In an experimental ovine model of abdominal sepsis, Orbegozo et al. found that using 0.9% saline for resuscitation did not improve microcirculation to the same extent as when using two balanced crystalloid solutions . In a rodent model of endotoxaemia, Schäper et al. demonstrated that fluid therapy with colloids, namely 6% HES 130/0.4 and 4% succinylated gelatin, preserved intestinal microcirculation compared to fluid therapy with 0.9% saline . In patients with severe sepsis, Dubin et al. showed that fluid resuscitation with 6% HES 130/0.4 was superior to that with 0.9% saline solution in improving sublingual microcirculation .

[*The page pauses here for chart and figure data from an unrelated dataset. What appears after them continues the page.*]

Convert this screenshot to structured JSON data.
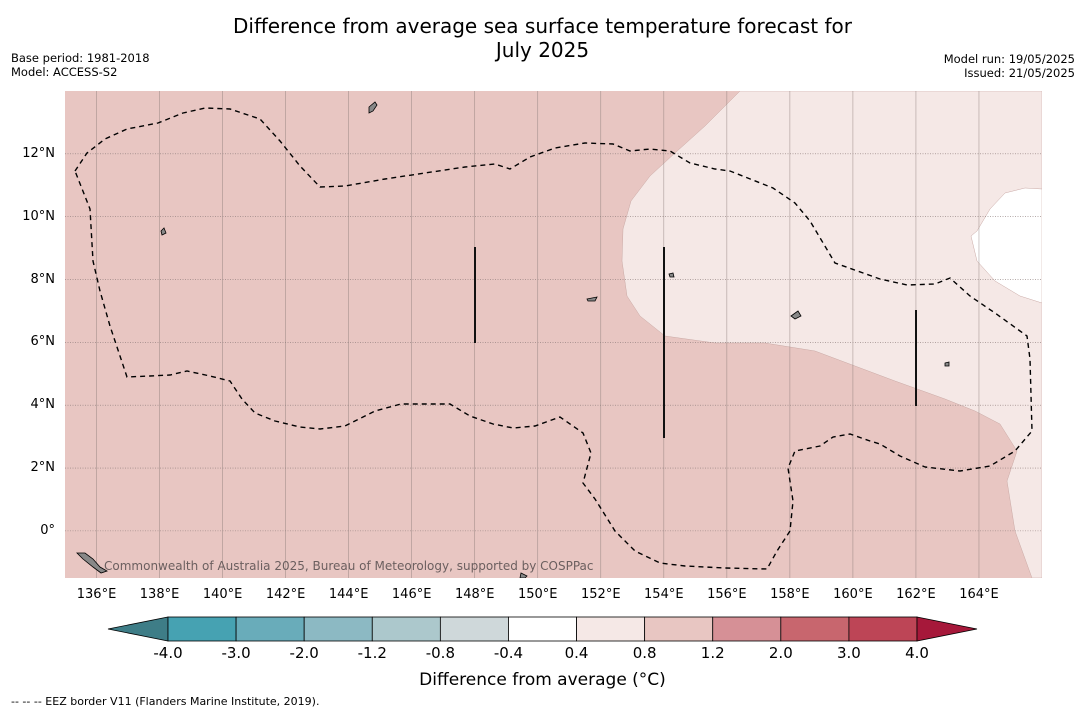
{
  "title": {
    "line1": "Difference from average sea surface temperature forecast for",
    "line2": "July 2025"
  },
  "meta": {
    "base_period": "Base period: 1981-2018",
    "model": "Model: ACCESS-S2",
    "model_run": "Model run: 19/05/2025",
    "issued": "Issued: 21/05/2025"
  },
  "map": {
    "lon_range": [
      135,
      166
    ],
    "lat_range": [
      -1.5,
      14
    ],
    "lat_ticks": [
      {
        "value": 12,
        "label": "12°N"
      },
      {
        "value": 10,
        "label": "10°N"
      },
      {
        "value": 8,
        "label": "8°N"
      },
      {
        "value": 6,
        "label": "6°N"
      },
      {
        "value": 4,
        "label": "4°N"
      },
      {
        "value": 2,
        "label": "2°N"
      },
      {
        "value": 0,
        "label": "0°"
      }
    ],
    "lon_ticks": [
      {
        "value": 136,
        "label": "136°E"
      },
      {
        "value": 138,
        "label": "138°E"
      },
      {
        "value": 140,
        "label": "140°E"
      },
      {
        "value": 142,
        "label": "142°E"
      },
      {
        "value": 144,
        "label": "144°E"
      },
      {
        "value": 146,
        "label": "146°E"
      },
      {
        "value": 148,
        "label": "148°E"
      },
      {
        "value": 150,
        "label": "150°E"
      },
      {
        "value": 152,
        "label": "152°E"
      },
      {
        "value": 154,
        "label": "154°E"
      },
      {
        "value": 156,
        "label": "156°E"
      },
      {
        "value": 158,
        "label": "158°E"
      },
      {
        "value": 160,
        "label": "160°E"
      },
      {
        "value": 162,
        "label": "162°E"
      },
      {
        "value": 164,
        "label": "164°E"
      }
    ],
    "fill_colors": {
      "anomaly_0.8_to_1.2": "#e8c6c2",
      "anomaly_0.4_to_0.8": "#f5e8e6",
      "anomaly_-0.4_to_0.4": "#ffffff"
    },
    "credit": "Commonwealth of Australia 2025, Bureau of Meteorology, supported by COSPPac"
  },
  "colorbar": {
    "label": "Difference from average (°C)",
    "extend_low_color": "#3e7d87",
    "extend_high_color": "#a6183a",
    "bins": [
      {
        "color": "#46a2b2"
      },
      {
        "color": "#69acba"
      },
      {
        "color": "#8cb9c3"
      },
      {
        "color": "#acc8cc"
      },
      {
        "color": "#cfd8da"
      },
      {
        "color": "#ffffff"
      },
      {
        "color": "#f5e8e6"
      },
      {
        "color": "#e8c6c2"
      },
      {
        "color": "#d69096"
      },
      {
        "color": "#c8666e"
      },
      {
        "color": "#bd4556"
      }
    ],
    "ticks": [
      "-4.0",
      "-3.0",
      "-2.0",
      "-1.2",
      "-0.8",
      "-0.4",
      "0.4",
      "0.8",
      "1.2",
      "2.0",
      "3.0",
      "4.0"
    ]
  },
  "legend_note": "--  --  -- EEZ border V11 (Flanders Marine Institute, 2019)."
}
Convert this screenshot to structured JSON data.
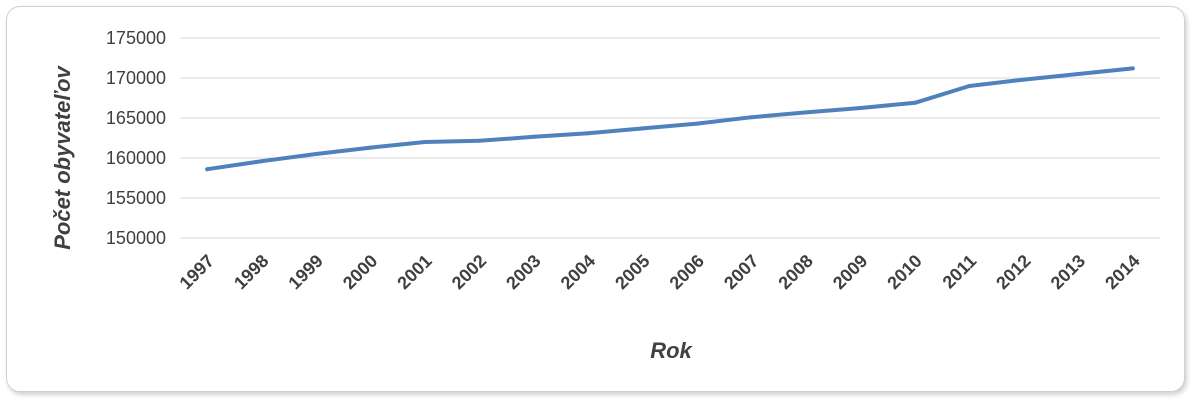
{
  "chart_data": {
    "type": "line",
    "title": "",
    "xlabel": "Rok",
    "ylabel": "Počet obyvateľov",
    "x": [
      "1997",
      "1998",
      "1999",
      "2000",
      "2001",
      "2002",
      "2003",
      "2004",
      "2005",
      "2006",
      "2007",
      "2008",
      "2009",
      "2010",
      "2011",
      "2012",
      "2013",
      "2014"
    ],
    "series": [
      {
        "values": [
          158600,
          159600,
          160500,
          161300,
          162000,
          162150,
          162650,
          163100,
          163700,
          164300,
          165100,
          165700,
          166250,
          166900,
          169000,
          169800,
          170500,
          171200
        ]
      }
    ],
    "ylim": [
      150000,
      175000
    ],
    "yticks": [
      150000,
      155000,
      160000,
      165000,
      170000,
      175000
    ],
    "grid": true,
    "legend": "none",
    "colors": {
      "series": "#4f81bd",
      "grid": "#d9d9d9",
      "text": "#404040"
    }
  }
}
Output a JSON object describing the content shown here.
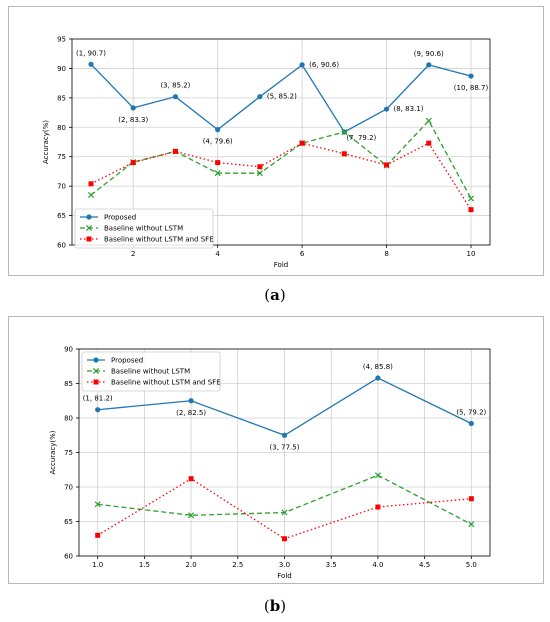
{
  "chart_data": [
    {
      "panel": "a",
      "type": "line",
      "title": "",
      "xlabel": "Fold",
      "ylabel": "Accuracy(%)",
      "xlim": [
        0.55,
        10.45
      ],
      "ylim": [
        60,
        95
      ],
      "xticks": [
        2,
        4,
        6,
        8,
        10
      ],
      "xtick_labels": [
        "2",
        "4",
        "6",
        "8",
        "10"
      ],
      "yticks": [
        60,
        65,
        70,
        75,
        80,
        85,
        90,
        95
      ],
      "ytick_labels": [
        "60",
        "65",
        "70",
        "75",
        "80",
        "85",
        "90",
        "95"
      ],
      "grid": true,
      "legend_position": "lower-left",
      "x": [
        1,
        2,
        3,
        4,
        5,
        6,
        7,
        8,
        9,
        10
      ],
      "series": [
        {
          "name": "Proposed",
          "color": "#1f77b4",
          "style": "solid",
          "marker": "circle",
          "values": [
            90.7,
            83.3,
            85.2,
            79.6,
            85.2,
            90.6,
            79.2,
            83.1,
            90.6,
            88.7
          ]
        },
        {
          "name": "Baseline without LSTM",
          "color": "#2ca02c",
          "style": "dashed",
          "marker": "x",
          "values": [
            68.5,
            74.1,
            75.9,
            72.2,
            72.2,
            77.3,
            79.2,
            73.5,
            81.1,
            67.9
          ]
        },
        {
          "name": "Baseline without LSTM and SFE",
          "color": "#ff0000",
          "style": "dotted",
          "marker": "square",
          "values": [
            70.4,
            74.0,
            75.9,
            74.0,
            73.3,
            77.3,
            75.5,
            73.6,
            77.3,
            66.0
          ]
        }
      ],
      "annotations": [
        {
          "text": "(1, 90.7)",
          "x": 1,
          "y": 90.7,
          "place": "above"
        },
        {
          "text": "(2, 83.3)",
          "x": 2,
          "y": 83.3,
          "place": "below"
        },
        {
          "text": "(3, 85.2)",
          "x": 3,
          "y": 85.2,
          "place": "above"
        },
        {
          "text": "(4, 79.6)",
          "x": 4,
          "y": 79.6,
          "place": "below"
        },
        {
          "text": "(5, 85.2)",
          "x": 5,
          "y": 85.2,
          "place": "right"
        },
        {
          "text": "(6, 90.6)",
          "x": 6,
          "y": 90.6,
          "place": "right"
        },
        {
          "text": "(7, 79.2)",
          "x": 7,
          "y": 79.2,
          "place": "below-right"
        },
        {
          "text": "(8, 83.1)",
          "x": 8,
          "y": 83.1,
          "place": "right"
        },
        {
          "text": "(9, 90.6)",
          "x": 9,
          "y": 90.6,
          "place": "above"
        },
        {
          "text": "(10, 88.7)",
          "x": 10,
          "y": 88.7,
          "place": "below"
        }
      ]
    },
    {
      "panel": "b",
      "type": "line",
      "title": "",
      "xlabel": "Fold",
      "ylabel": "Accuracy(%)",
      "xlim": [
        0.8,
        5.2
      ],
      "ylim": [
        60,
        90
      ],
      "xticks": [
        1.0,
        1.5,
        2.0,
        2.5,
        3.0,
        3.5,
        4.0,
        4.5,
        5.0
      ],
      "xtick_labels": [
        "1.0",
        "1.5",
        "2.0",
        "2.5",
        "3.0",
        "3.5",
        "4.0",
        "4.5",
        "5.0"
      ],
      "yticks": [
        60,
        65,
        70,
        75,
        80,
        85,
        90
      ],
      "ytick_labels": [
        "60",
        "65",
        "70",
        "75",
        "80",
        "85",
        "90"
      ],
      "grid": true,
      "legend_position": "upper-left",
      "x": [
        1,
        2,
        3,
        4,
        5
      ],
      "series": [
        {
          "name": "Proposed",
          "color": "#1f77b4",
          "style": "solid",
          "marker": "circle",
          "values": [
            81.2,
            82.5,
            77.5,
            85.8,
            79.2
          ]
        },
        {
          "name": "Baseline without LSTM",
          "color": "#2ca02c",
          "style": "dashed",
          "marker": "x",
          "values": [
            67.5,
            65.9,
            66.3,
            71.7,
            64.6
          ]
        },
        {
          "name": "Baseline without LSTM and SFE",
          "color": "#ff0000",
          "style": "dotted",
          "marker": "square",
          "values": [
            63.0,
            71.2,
            62.5,
            67.1,
            68.3
          ]
        }
      ],
      "annotations": [
        {
          "text": "(1, 81.2)",
          "x": 1,
          "y": 81.2,
          "place": "above"
        },
        {
          "text": "(2, 82.5)",
          "x": 2,
          "y": 82.5,
          "place": "below"
        },
        {
          "text": "(3, 77.5)",
          "x": 3,
          "y": 77.5,
          "place": "below"
        },
        {
          "text": "(4, 85.8)",
          "x": 4,
          "y": 85.8,
          "place": "above"
        },
        {
          "text": "(5, 79.2)",
          "x": 5,
          "y": 79.2,
          "place": "above"
        }
      ]
    }
  ],
  "captions": {
    "a_open": "(",
    "a_letter": "a",
    "a_close": ")",
    "b_open": "(",
    "b_letter": "b",
    "b_close": ")"
  }
}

The influence of the type of fluid on haemodynamic coherence may be explained by their biochemical properties and interactions with the endothelium. From the results of the above-mentioned studies, 0.9% saline seems to be the least effective in recruiting the microcirculation in coherence with the macrocirculation. Although 0.9% saline is the most commonly used resuscitation fluid worldwide , it has some less favourable effects. The high chloride content in 0.9% saline is known to induce hyperchloridaemic acidosis, thus triggering the formation of active nitrogen species that cause vasodilatation and induce vascular leakage . In the kidney, high chloride concentrations reduce the rate of glomerular filtration by activating the tubuloglomerular feedback mechanism that alters the afferent glomerular and thereby microvascular blood flow of the kidney . These mechanisms may also explain the association of hyperchloridaemic acidosis with adverse outcomes in critically ill patients , possibly due to the loss of haemodynamic coherence. Other effects of fluids that may explain their different behaviour in haemodynamic coherence include the differing intra-vascular volume effect, particularly when comparing crystalloid and colloid solutions. Infusion of colloid solutions leads to decreased oedema formation because of greater intra-vascular volume effect compared to infusion of crystalloid solutions. Interstitial oedema increases the diffusion distance at a microcirculatory level, thus impairing oxygen delivery to the cells . Several other characteristics influence microcirculatory variables, particularly when HES-based solutions are used. HES solutions increase blood viscosity and reduce platelet aggregation and clot firmness . Influence of blood viscosity on microcirculation was shown by Villela et al. as explained above . In addition, decreased neutrophil recruitment and transmigration after infusion of HES-based solutions have been reported and may lead to decreased inflammation , thereby potentially improving the microcirculation.